Are the teachers in Limpopo so disempowered that they could not make a stand when books were not delivered as promised? Why are teachers in South Africa silent?
The silence suggests a level of disregard for education by teachers and the major teacher union in this country. Contrary to popular belief, teaching is a challenge and it becomes even more challenging when resources are few or non-existent as is the case with many schools in South Africa. However, teachers who are mostly affected by a lack of delivery are also the teachers who are part of a union that only makes a noise when the question of salaries is on the table. But when the real issues of ensuring teaching and learning in our schools are at stake, there is a deafening silence.
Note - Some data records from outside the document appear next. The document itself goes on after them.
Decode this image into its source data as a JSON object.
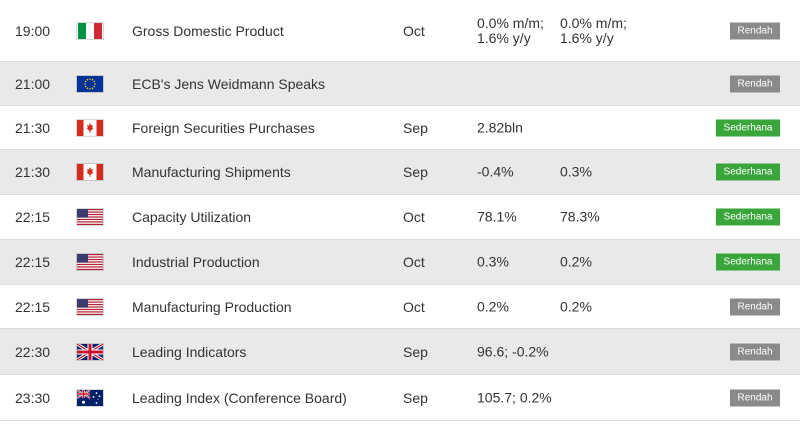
{
  "calendar": {
    "rows": [
      {
        "time": "19:00",
        "flag": "italy-flag-icon",
        "event": "Gross Domestic Product",
        "period": "Oct",
        "actual": "0.0% m/m; 1.6% y/y",
        "forecast": "0.0% m/m; 1.6% y/y",
        "impact": "Rendah",
        "impact_level": "low"
      },
      {
        "time": "21:00",
        "flag": "eu-flag-icon",
        "event": "ECB's Jens Weidmann Speaks",
        "period": "",
        "actual": "",
        "forecast": "",
        "impact": "Rendah",
        "impact_level": "low"
      },
      {
        "time": "21:30",
        "flag": "canada-flag-icon",
        "event": "Foreign Securities Purchases",
        "period": "Sep",
        "actual": "2.82bln",
        "forecast": "",
        "impact": "Sederhana",
        "impact_level": "mid"
      },
      {
        "time": "21:30",
        "flag": "canada-flag-icon",
        "event": "Manufacturing Shipments",
        "period": "Sep",
        "actual": "-0.4%",
        "forecast": "0.3%",
        "impact": "Sederhana",
        "impact_level": "mid"
      },
      {
        "time": "22:15",
        "flag": "usa-flag-icon",
        "event": "Capacity Utilization",
        "period": "Oct",
        "actual": "78.1%",
        "forecast": "78.3%",
        "impact": "Sederhana",
        "impact_level": "mid"
      },
      {
        "time": "22:15",
        "flag": "usa-flag-icon",
        "event": "Industrial Production",
        "period": "Oct",
        "actual": "0.3%",
        "forecast": "0.2%",
        "impact": "Sederhana",
        "impact_level": "mid"
      },
      {
        "time": "22:15",
        "flag": "usa-flag-icon",
        "event": "Manufacturing Production",
        "period": "Oct",
        "actual": "0.2%",
        "forecast": "0.2%",
        "impact": "Rendah",
        "impact_level": "low"
      },
      {
        "time": "22:30",
        "flag": "uk-flag-icon",
        "event": "Leading Indicators",
        "period": "Sep",
        "actual": "96.6; -0.2%",
        "forecast": "",
        "impact": "Rendah",
        "impact_level": "low"
      },
      {
        "time": "23:30",
        "flag": "australia-flag-icon",
        "event": "Leading Index (Conference Board)",
        "period": "Sep",
        "actual": "105.7; 0.2%",
        "forecast": "",
        "impact": "Rendah",
        "impact_level": "low"
      }
    ]
  }
}
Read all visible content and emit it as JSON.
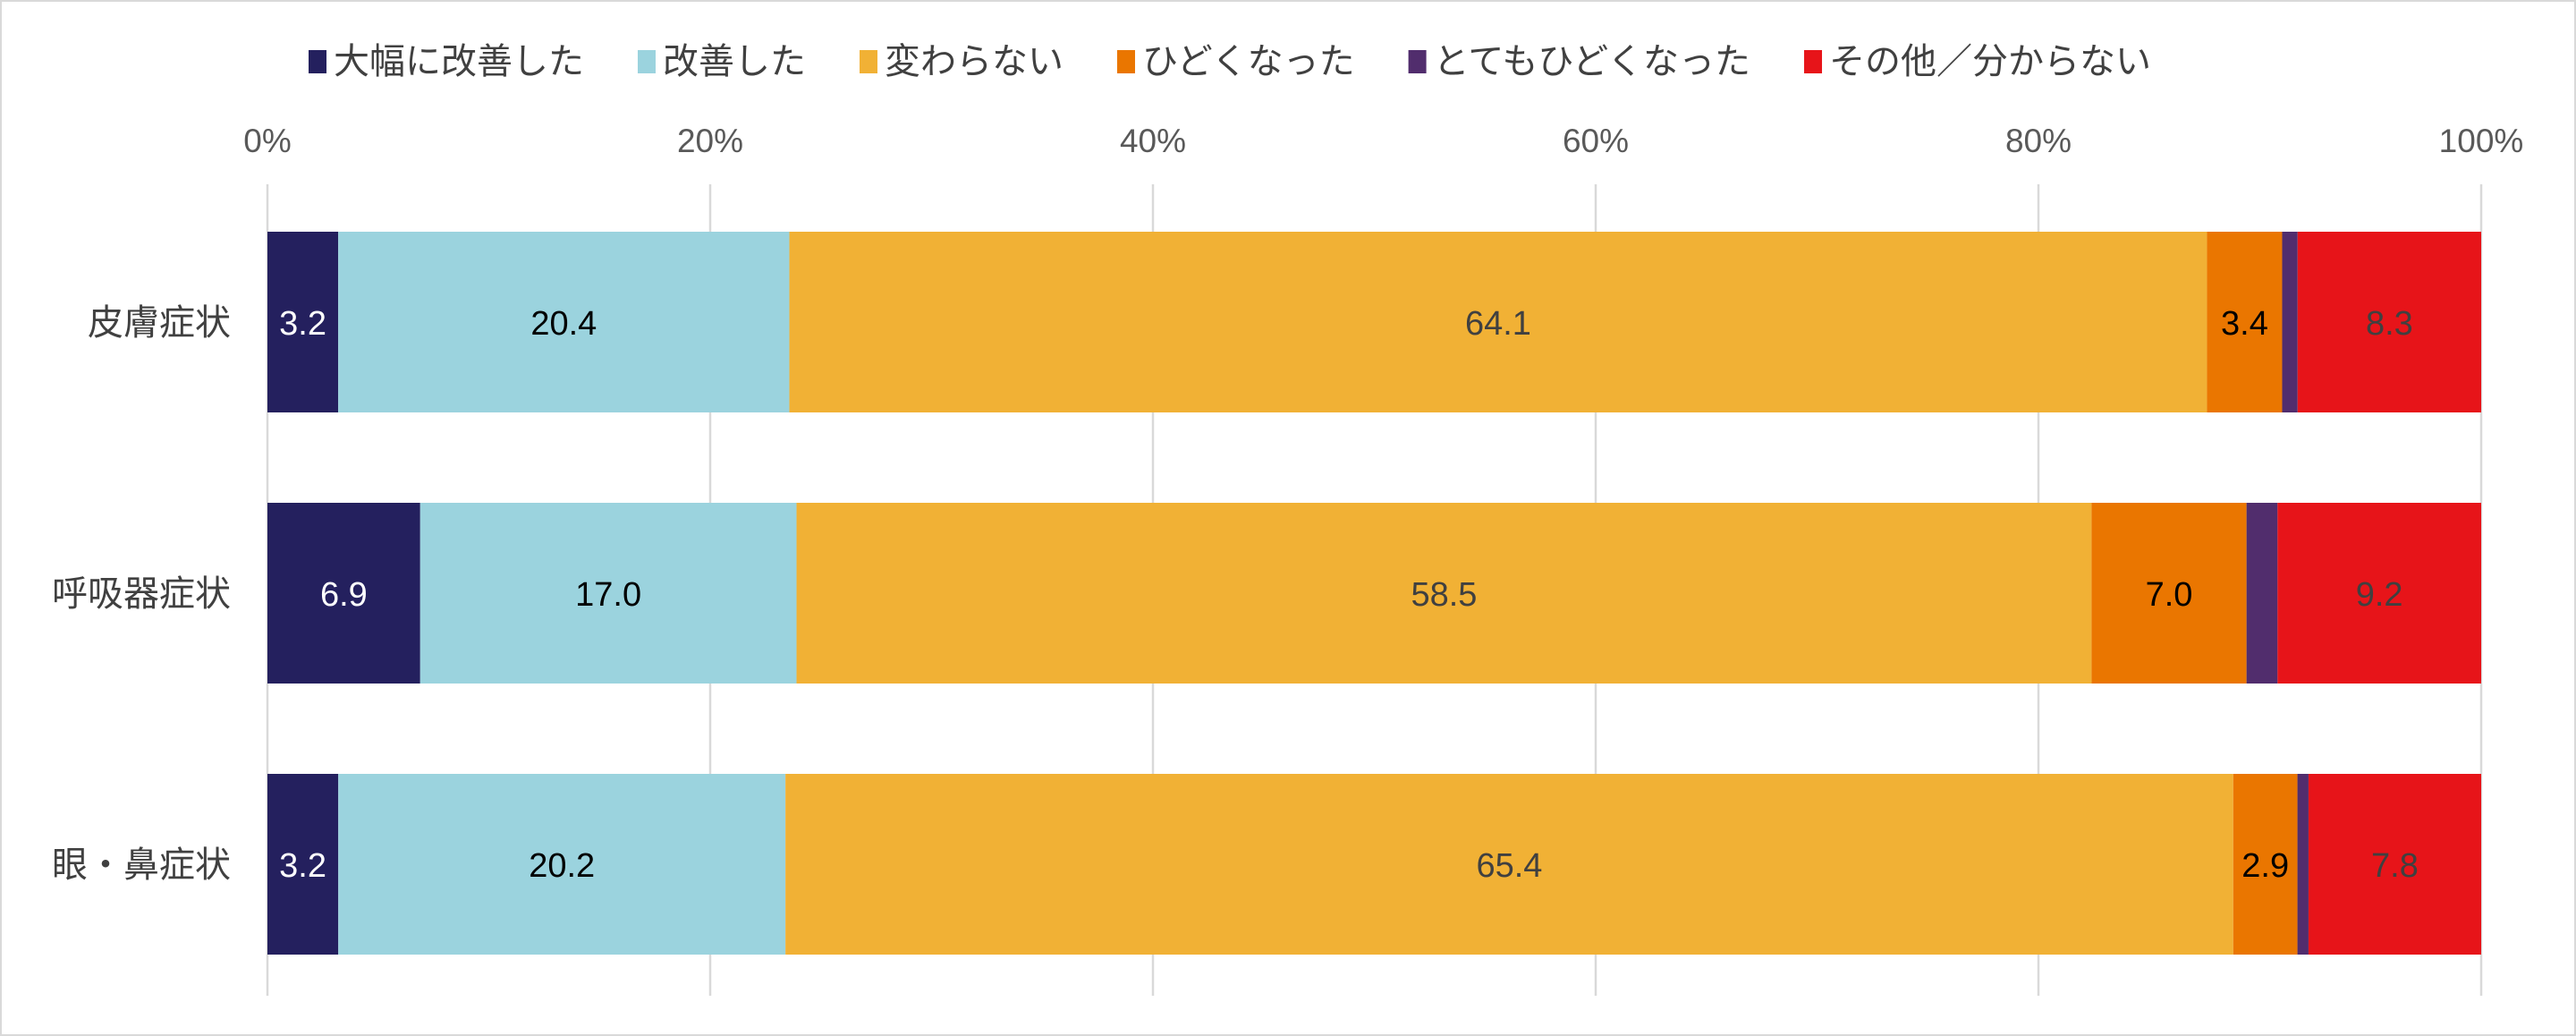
{
  "chart_data": {
    "type": "bar",
    "orientation": "horizontal",
    "stacked": "percent",
    "categories": [
      "皮膚症状",
      "呼吸器症状",
      "眼・鼻症状"
    ],
    "series": [
      {
        "name": "大幅に改善した",
        "color": "#24205e",
        "label_color": "#ffffff",
        "values": [
          3.2,
          6.9,
          3.2
        ]
      },
      {
        "name": "改善した",
        "color": "#9bd3de",
        "label_color": "#000000",
        "values": [
          20.4,
          17.0,
          20.2
        ]
      },
      {
        "name": "変わらない",
        "color": "#f1b135",
        "label_color": "#404040",
        "values": [
          64.1,
          58.5,
          65.4
        ]
      },
      {
        "name": "ひどくなった",
        "color": "#ea7600",
        "label_color": "#000000",
        "values": [
          3.4,
          7.0,
          2.9
        ]
      },
      {
        "name": "とてもひどくなった",
        "color": "#512d6d",
        "label_color": "#404040",
        "values": [
          0.7,
          1.4,
          0.5
        ]
      },
      {
        "name": "その他／分からない",
        "color": "#e71419",
        "label_color": "#404040",
        "values": [
          8.3,
          9.2,
          7.8
        ]
      }
    ],
    "xlim": [
      0,
      100
    ],
    "xticks": [
      "0%",
      "20%",
      "40%",
      "60%",
      "80%",
      "100%"
    ],
    "grid": true,
    "legend": "top",
    "xaxis_position": "top"
  }
}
This suggests that most teachers seem to be okay with the lack of infrastructure in their schools; that teachers are okay without the basics in the classrooms (though we know that toilet infrastructure and enough classroom space are no longer considered as the basics). I would love to see a scientist who is relaxed when the chemicals do not arrive for the experiments they need to do in their lab or a doctor who is happy to perform an operation with insufficient anaesthetic or a builder who doesn’t have enough material to build a bridge and attempts to build it anyway.
The silence of teachers in the face of a shambolic education system perpetuates the idea that teaching is not a profession, but rather that the majority of the teachers in our schools are people who are happy to get away with doing as little as possible and receive a payslip they complain about at the end of the month. However, this assessment would be disingenuous to many teachers who work hard under very challenging conditions, who rise to the occasion, and who teach so that their learners achieve great results despite the lack and failures of government.
What further complicates this issue is the disparate nature of teachers as a community. The two systems of education — where one is for the rich with former model c schools and private schools and the other for poor people in townships and rural areas — means that there are two distinct groups of teachers who fight different battles. Teachers in middle-class contexts ward off interfering parents while juggling busy extra-mural timetables, teachers in poorer contexts have to deal with absent parents (for often complex reasons), crowd control and chaotic schools with poor management. The structure of teacher unions further exacerbates this challenge as they further entrench the differences among teachers.
I am not suggesting teachers unite as one homogenous voice, but where there seems to be no communication among teachers about the real changes that need to happen in order to protect the profession from the slippery slope into nowhere, there are very few gains that can be made in education.
This also raises the question of the parents: where teachers fail, why are parents silent? Teachers are supposed to be in loco parentis. Therefore, they need to become more vocal about the state of education as the future of the teaching profession in South Africa is in trouble. We do not produce enough teachers in South Africa and instead there’s a steady exodus of young teachers seeking greener pastures abroad.
The perceptions about teaching in this country further hinder many young people from entering the profession. Those of us who are in the profession are seen as failures (because there’s nothing easier than working with hundreds of teenagers every day or leaving school at 2pm, right?) or as I have personally experienced, I’m simply “going through a phase” and one day I’ll move onto a better profession. There isn’t any expectation that we need to recreate the teaching profession if young people are to consider it as a serious option and become part of changing the face of education in this country.
Citizens and parents need to start expecting teachers to be better. We have an education system propped up by civil society that simply shrugs its shoulders and accepts the status quo and expects teachers to abdicate from their responsibilities and do nothing about the state of their classrooms. For as long as we don’t expect more from our teachers and are quiet about their role in the failure of our system, we are all complicit in the failure of our education system.
Athambile Masola is a teacher at a high school in Cape Town.